LANDMARK MEDICAL CENTER in Woonsocket produced the highest charge from a Rhode Island hospital, according to the CMS data for an outpatient biopsy. That came in at $2,598.61 with a corresponding reimbursement of $338.70.
By Harold Ambler Contributing Writer
WASHINGTON – New data released by the U.S. Centers for Medicare and Medicaid Services shows the prices charged to CMS by hospitals around in the state – and across the country – can vary greatly.
For example, for an outpatient biopsy performed by Newport Hospital the charge to Medicare was $496.83, and the Medicare reimbursement for the procedure was $232.01.
Contrast that with Landmark Medical Center in Woonsocket, which produced the highest charge from a Rhode Island hospital, according to the CMS data. That came in at $2,598.61 with a corresponding reimbursement of $338.70. Richard Charest, president and CEO of Landmark, did not immediately respond to requests for comment.
Kent Hospital charged Medicare the second-most: $1,715.12 (and received $259.78 per procedure).
The same procedure at Roger Williams Medical Center in Providence produced a charge of $1,298.01 with a reimbursement by Medicare of $338.75.
In terms of the most charged elsewhere in the U.S. for the “Level I Excision/Biopsy,” though, Landmark’s fee was modest.
The most-expensive charge to Medicare for the procedure anywhere in the country was AMHC Anaheim Regional Medical Center in Anaheim, Calif., which charged Medicare $31,435.00 (and received $346.24).
This year marks the second release of the charges to the public.
The creation and release of the data was mandated by the Affordable Care Act, which requires CMS to publish hospital charges annually.
According to Michael Souza, acting president of the Hospital Association of Rhode Island, the CMS numbers are easy to misinterpret, mostly because charges have been decoupled from costs.
“Charges really meant something probably more than 20 years ago when the reimbursement system was a cost-based system,” Souza said. “You billed your charges, and you billed it off your cost structure, you might have had your charges being three times your cost, two and a half times your cost, whatever you needed, so that way you maximized your reimbursement.”
According to Souza, who formerly served as chief financial officer at Brockton Hospital, most prices for procedures are now set by insurance companies or Medicare.
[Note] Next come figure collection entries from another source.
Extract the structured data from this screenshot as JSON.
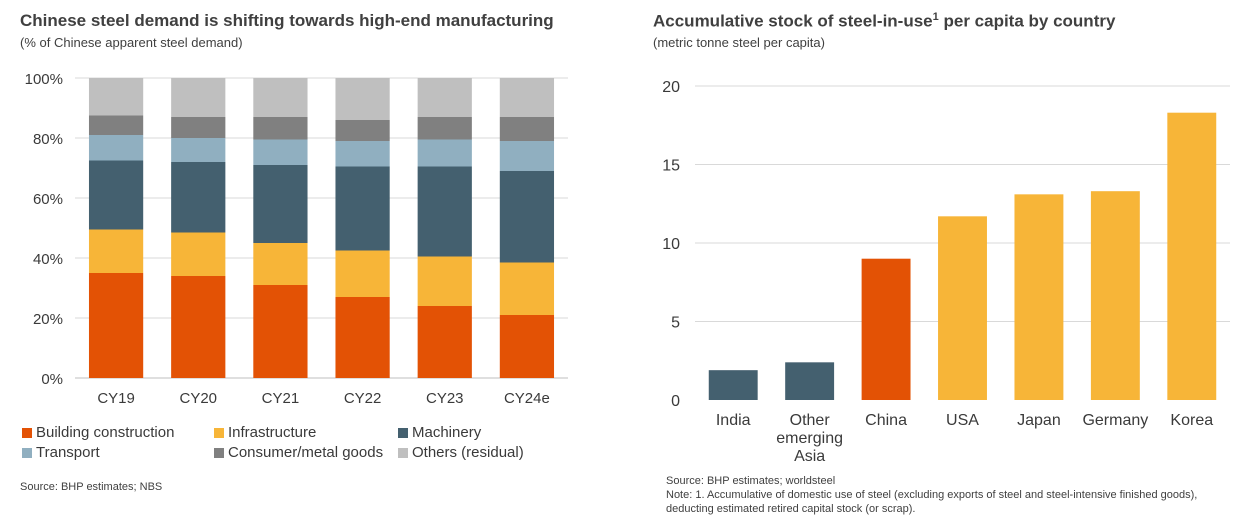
{
  "chart_data": [
    {
      "type": "bar",
      "stacked": true,
      "title": "Chinese steel demand is shifting towards high-end manufacturing",
      "subtitle": "(% of Chinese apparent steel demand)",
      "categories": [
        "CY19",
        "CY20",
        "CY21",
        "CY22",
        "CY23",
        "CY24e"
      ],
      "ylim": [
        0,
        100
      ],
      "yticks": [
        "0%",
        "20%",
        "40%",
        "60%",
        "80%",
        "100%"
      ],
      "grid": true,
      "legend_position": "bottom",
      "series": [
        {
          "name": "Building construction",
          "color": "#e35205",
          "values": [
            35,
            34,
            31,
            27,
            24,
            21
          ]
        },
        {
          "name": "Infrastructure",
          "color": "#f7b538",
          "values": [
            14.5,
            14.5,
            14,
            15.5,
            16.5,
            17.5
          ]
        },
        {
          "name": "Machinery",
          "color": "#44606f",
          "values": [
            23,
            23.5,
            26,
            28,
            30,
            30.5
          ]
        },
        {
          "name": "Transport",
          "color": "#90afc0",
          "values": [
            8.5,
            8,
            8.5,
            8.5,
            9,
            10
          ]
        },
        {
          "name": "Consumer/metal goods",
          "color": "#808080",
          "values": [
            6.5,
            7,
            7.5,
            7,
            7.5,
            8
          ]
        },
        {
          "name": "Others (residual)",
          "color": "#bfbfbf",
          "values": [
            12.5,
            13,
            13,
            14,
            13,
            13
          ]
        }
      ],
      "source": "Source: BHP estimates; NBS"
    },
    {
      "type": "bar",
      "title": "Accumulative stock of steel-in-use",
      "title_sup": "1",
      "title_rest": " per capita by country",
      "subtitle": "(metric tonne steel per capita)",
      "categories": [
        [
          "India"
        ],
        [
          "Other",
          "emerging",
          "Asia"
        ],
        [
          "China"
        ],
        [
          "USA"
        ],
        [
          "Japan"
        ],
        [
          "Germany"
        ],
        [
          "Korea"
        ]
      ],
      "values": [
        1.9,
        2.4,
        9.0,
        11.7,
        13.1,
        13.3,
        18.3
      ],
      "colors": [
        "#44606f",
        "#44606f",
        "#e35205",
        "#f7b538",
        "#f7b538",
        "#f7b538",
        "#f7b538"
      ],
      "ylim": [
        0,
        20
      ],
      "yticks": [
        "0",
        "5",
        "10",
        "15",
        "20"
      ],
      "grid": true,
      "source": "Source: BHP estimates; worldsteel",
      "note": "Note: 1. Accumulative of domestic use of steel (excluding exports of steel and steel-intensive finished goods), deducting estimated retired capital stock (or scrap)."
    }
  ]
}
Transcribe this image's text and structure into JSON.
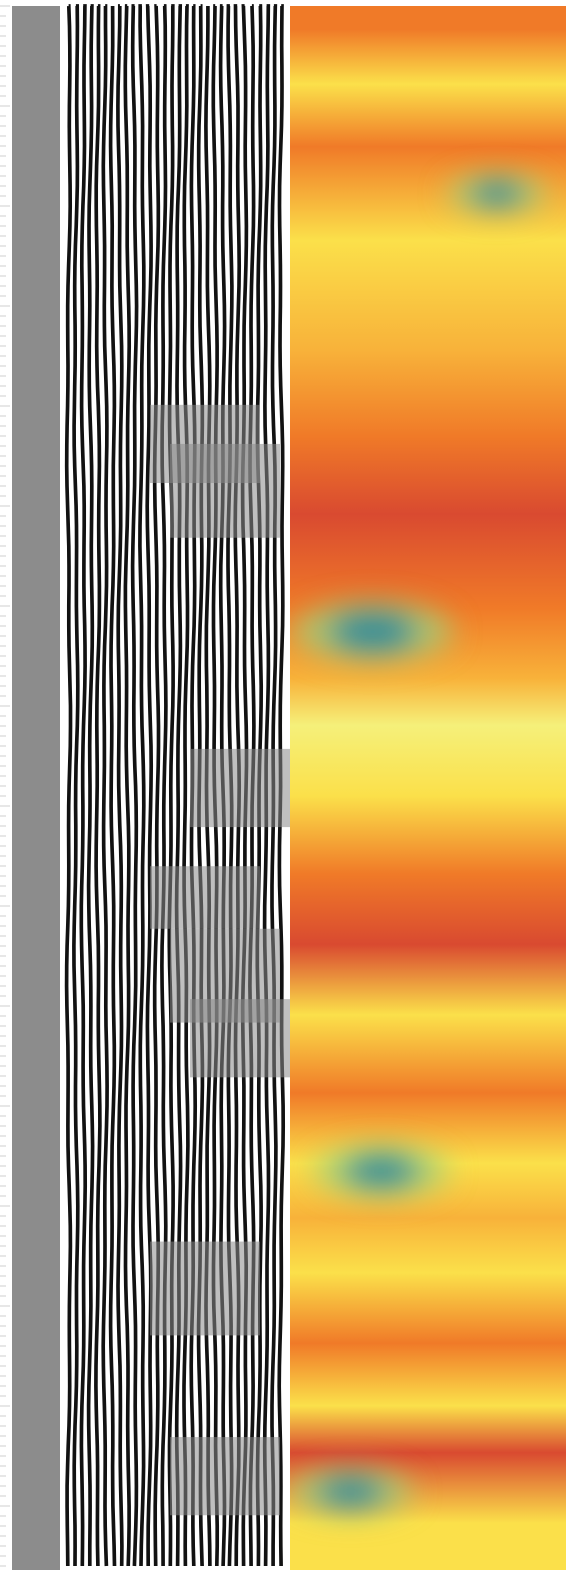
{
  "figure": {
    "tracks": [
      {
        "name": "depth-scale",
        "kind": "ruler",
        "color": "#cfcfcf"
      },
      {
        "name": "gamma-gray-track",
        "kind": "solid",
        "color": "#8c8c8c"
      },
      {
        "name": "waveform-track",
        "kind": "wiggle",
        "ink": "#111111",
        "noise": "#8a8a8a"
      },
      {
        "name": "heatmap-track",
        "kind": "image",
        "palette": [
          "#d94a30",
          "#f07a28",
          "#f8b23a",
          "#fbe04a",
          "#f5f07a",
          "#2a8a9a",
          "#1f6f8e"
        ]
      }
    ]
  },
  "chart_data": {
    "type": "heatmap",
    "title": "",
    "xlabel": "",
    "ylabel": "",
    "grid": false,
    "bands": [
      {
        "from": 0.0,
        "to": 0.03,
        "level": 0.35
      },
      {
        "from": 0.03,
        "to": 0.07,
        "level": 0.85
      },
      {
        "from": 0.07,
        "to": 0.11,
        "level": 0.15
      },
      {
        "from": 0.11,
        "to": 0.19,
        "level": 0.8
      },
      {
        "from": 0.19,
        "to": 0.25,
        "level": 0.6
      },
      {
        "from": 0.25,
        "to": 0.3,
        "level": 0.3
      },
      {
        "from": 0.3,
        "to": 0.35,
        "level": 0.1
      },
      {
        "from": 0.35,
        "to": 0.42,
        "level": 0.25
      },
      {
        "from": 0.42,
        "to": 0.44,
        "level": 0.45
      },
      {
        "from": 0.44,
        "to": 0.48,
        "level": 0.95
      },
      {
        "from": 0.48,
        "to": 0.53,
        "level": 0.85
      },
      {
        "from": 0.53,
        "to": 0.58,
        "level": 0.35
      },
      {
        "from": 0.58,
        "to": 0.62,
        "level": 0.05
      },
      {
        "from": 0.62,
        "to": 0.67,
        "level": 0.7
      },
      {
        "from": 0.67,
        "to": 0.72,
        "level": 0.25
      },
      {
        "from": 0.72,
        "to": 0.76,
        "level": 0.65
      },
      {
        "from": 0.76,
        "to": 0.79,
        "level": 0.4
      },
      {
        "from": 0.79,
        "to": 0.83,
        "level": 0.85
      },
      {
        "from": 0.83,
        "to": 0.88,
        "level": 0.15
      },
      {
        "from": 0.88,
        "to": 0.91,
        "level": 0.7
      },
      {
        "from": 0.91,
        "to": 0.94,
        "level": 0.1
      },
      {
        "from": 0.94,
        "to": 1.0,
        "level": 0.8
      }
    ],
    "anomalies": [
      {
        "depth": 0.12,
        "across": 0.75,
        "strength": 0.5
      },
      {
        "depth": 0.4,
        "across": 0.3,
        "strength": 1.0
      },
      {
        "depth": 0.745,
        "across": 0.33,
        "strength": 0.8
      },
      {
        "depth": 0.95,
        "across": 0.22,
        "strength": 0.7
      }
    ]
  }
}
“Medicare sets the rate for that decision, and it may be increased slightly for the area that you’re in or whether you have an education facility there,” Souza said. “Charges are really meaningless at this point, because everything is based on a fee schedule for reimbursement.”
As for the $31,435.00 charge for a biopsy and other similarly jaw-dropping charges on the CMS list, Souza said that nothing in his training or experience could help him understand it.
“That just seems outrageous,” he said.
Both Souza and association spokeswoman Amanda Barney said that the implication in some media reports about the numbers that people are hospital shopping, isn’t borne out in Rhode Island and nearby Massachusetts.
“What we always counsel people to do is consult the various publications showing the quality of care at specific hospitals,” Barney said, “and, at the end of the day, to talk to their physicians about the decision.”
Souza said that decisions on where to have procedures done in the region typically are coming from physicians or the experience of family members.
“What we usually see is that where a patient has a service is either driven by the physician, where they would do the service, or its based on family,” Souza said. “Your mother or your brother or your sister had a service done at a hospital, and so you want to have it at the same hospital. It’s driven more by physicians and families and not as much by cost. I maybe got one call or two calls a month based on estimates for care, while I was at Brockton Hospital.”